Updated 9 October 2018

This comprehensive inspection took place on 5 and 6 September 2018. The visit on 5 September was unannounced and we arranged with the registered manager to return on 6 September to finish the inspection. This was the first inspection of the service after the provider changed in October 2017.

Elm Lodge is a ‘care home’. People in care homes receive accommodation and nursing or personal care as single package under one contractual agreement. CQC regulates both the premises and the care provided, and both were looked at during this inspection.

The service was purpose-built and accommodates up to 75 people across five separate units, each of which has separate adapted facilities. One of the units specialises in providing care to people with nursing care needs who are living with dementia. Three units provide support for people who require residential care and one of these units is for people who are also living with the experience of dementia. The fifth unit provides care for people with general nursing care needs.

The service has a registered manager. A registered manager is a person who has registered with the Care Quality Commission to manage the service.

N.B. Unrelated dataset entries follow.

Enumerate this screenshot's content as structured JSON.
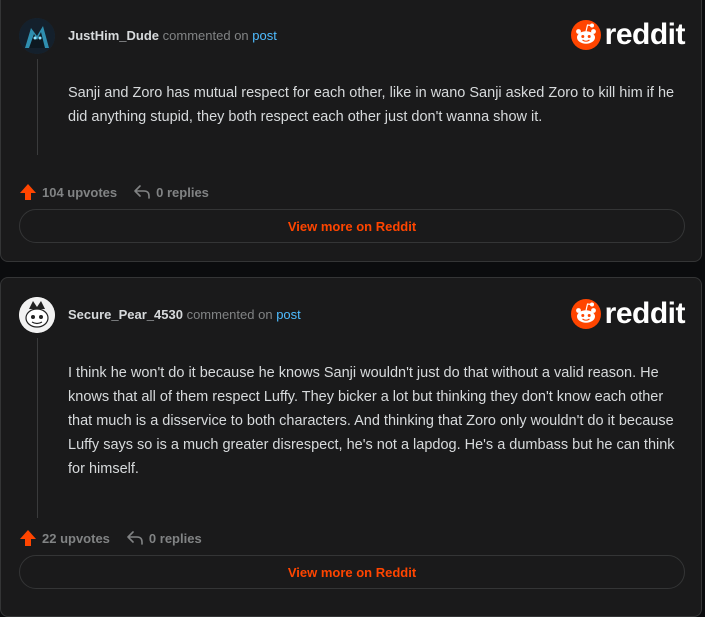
{
  "brand": {
    "wordmark": "reddit",
    "accent": "#ff4500",
    "link_color": "#4fbcff"
  },
  "comments": [
    {
      "username": "JustHim_Dude",
      "action": "commented on",
      "post_link": "post",
      "text": "Sanji and Zoro has mutual respect for each other, like in wano Sanji asked Zoro to kill him if he did anything stupid, they both respect each other just don't wanna show it.",
      "upvotes": "104 upvotes",
      "replies": "0 replies",
      "view_more": "View more on Reddit",
      "avatar_icon": "dark-character-avatar"
    },
    {
      "username": "Secure_Pear_4530",
      "action": "commented on",
      "post_link": "post",
      "text": "I think he won't do it because he knows Sanji wouldn't just do that without a valid reason. He knows that all of them respect Luffy. They bicker a lot but thinking they don't know each other that much is a disservice to both characters. And thinking that Zoro only wouldn't do it because Luffy says so is a much greater disrespect, he's not a lapdog. He's a dumbass but he can think for himself.",
      "upvotes": "22 upvotes",
      "replies": "0 replies",
      "view_more": "View more on Reddit",
      "avatar_icon": "snoo-avatar"
    }
  ]
}
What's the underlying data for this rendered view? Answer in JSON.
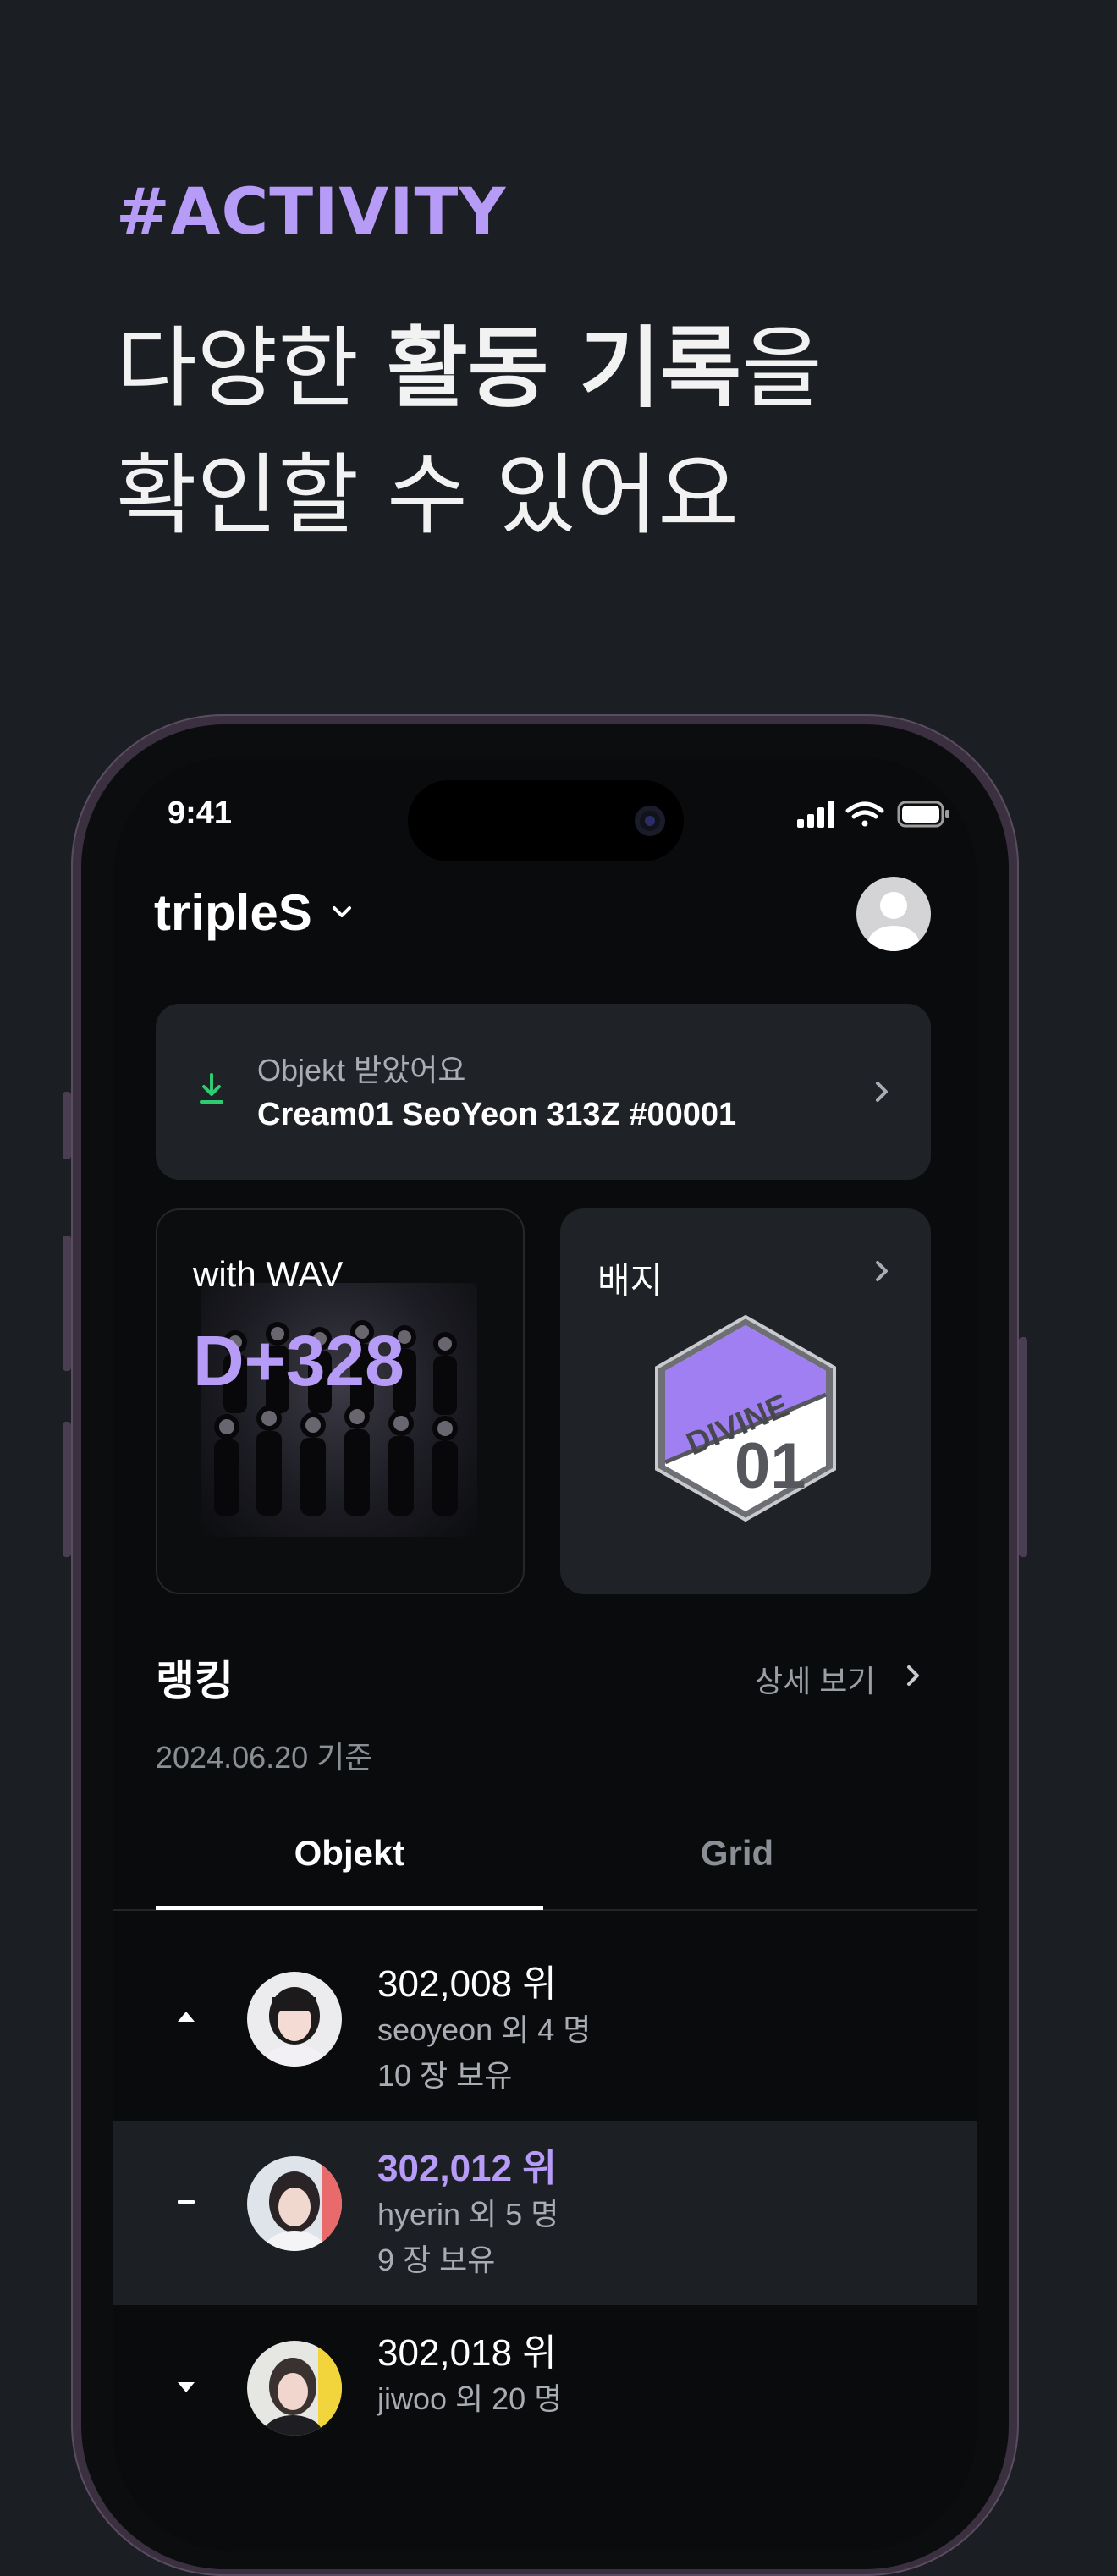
{
  "promo": {
    "tag": "#ACTIVITY",
    "headline_line1_pre": "다양한 ",
    "headline_line1_bold": "활동 기록",
    "headline_line1_post": "을",
    "headline_line2": "확인할 수 있어요"
  },
  "status_bar": {
    "time": "9:41",
    "icons": [
      "cellular-signal-icon",
      "wifi-icon",
      "battery-icon"
    ]
  },
  "header": {
    "title": "tripleS",
    "dropdown_icon": "chevron-down-icon",
    "profile_icon": "user-avatar-icon"
  },
  "notice": {
    "icon": "download-icon",
    "subtitle": "Objekt 받았어요",
    "title": "Cream01 SeoYeon 313Z #00001"
  },
  "wav_card": {
    "label": "with WAV",
    "dday": "D+328"
  },
  "badge_card": {
    "label": "배지",
    "badge_text_top": "DIVINE",
    "badge_text_bottom": "01"
  },
  "ranking": {
    "title": "랭킹",
    "more_label": "상세 보기",
    "date": "2024.06.20 기준",
    "tabs": [
      {
        "label": "Objekt",
        "active": true
      },
      {
        "label": "Grid",
        "active": false
      }
    ],
    "rows": [
      {
        "trend": "up",
        "rank": "302,008 위",
        "who": "seoyeon 외 4 명",
        "count": "10 장 보유",
        "highlight": false
      },
      {
        "trend": "same",
        "rank": "302,012 위",
        "who": "hyerin 외 5 명",
        "count": "9 장 보유",
        "highlight": true
      },
      {
        "trend": "down",
        "rank": "302,018 위",
        "who": "jiwoo 외 20 명",
        "count": "",
        "highlight": false
      }
    ]
  },
  "colors": {
    "accent": "#b79cf7",
    "background": "#1b1e23",
    "card": "#1f2226",
    "download_green": "#2ecc71"
  }
}
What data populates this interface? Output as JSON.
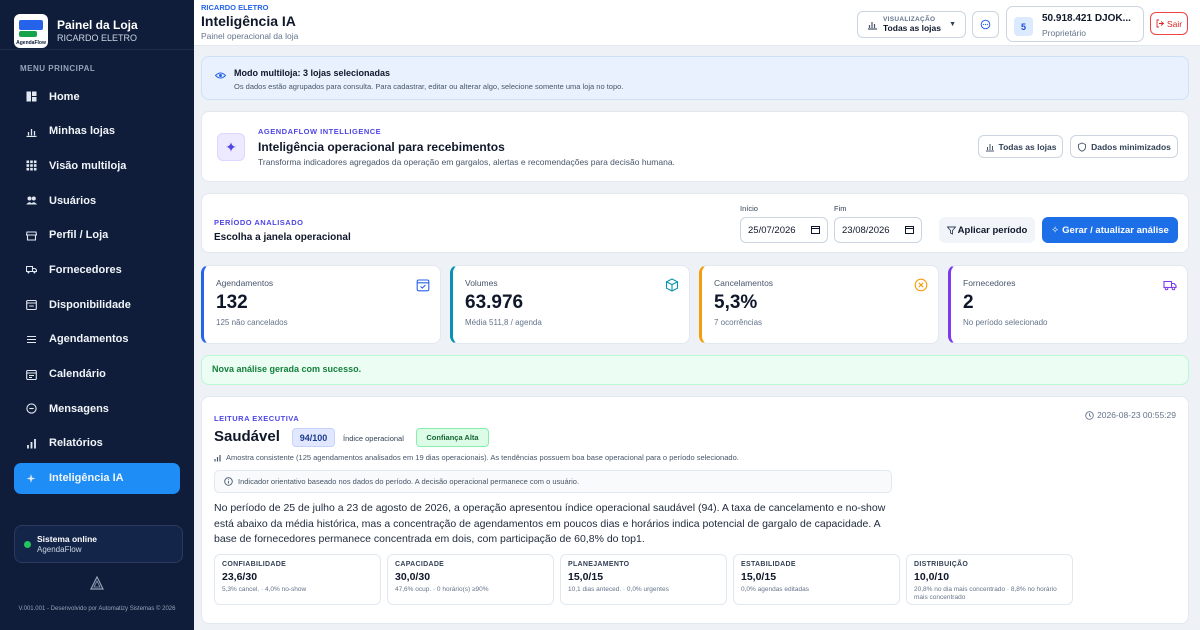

Like registered providers, they are ‘registered persons’. Registered persons have legal responsibility for meeting the requirements in the Health and Social Care Act 2008 and associated Regulations about how the service is run.

There were systems in place to protect people from abuse and staff had completed training in safeguarding people.

The provider assessed risks to people using the service and staff and acted to mitigate any risks they identified.

The provider completed checks on staff before they started work in the service to make sure they were suitable to work with people using the service.

People received the medicines they needed safely and as prescribed. People had access to the healthcare services they needed. People’s care plans included information about their nutritional needs and staff kept records to show that people had enough to eat and drink.

Care and housekeeping staff kept the building clean to help control the risk of infection.

Nurses and care staff delivered people’s care, treatment and support in line with current standards and guidance.

Staff had completed training the provider considered mandatory and additional training to meet the care needs of people using the service.

Staff sought consent from people they cared for in line with the Mental Capacity Act 2005 and the Deprivation of Liberty Safeguards.

Staff in the service treated people with kindness, respect and compassion.

The provider involved people using the service and their families in reviewing the care and support people received.

All staff working in the service respected people’s privacy and dignity and encouraged people to remain as independent as possible.

People had an individual plan that detailed their care needs and preferences for the staff who cared for and supported them.

The provider had a policy and procedures for responding to any complaints they received.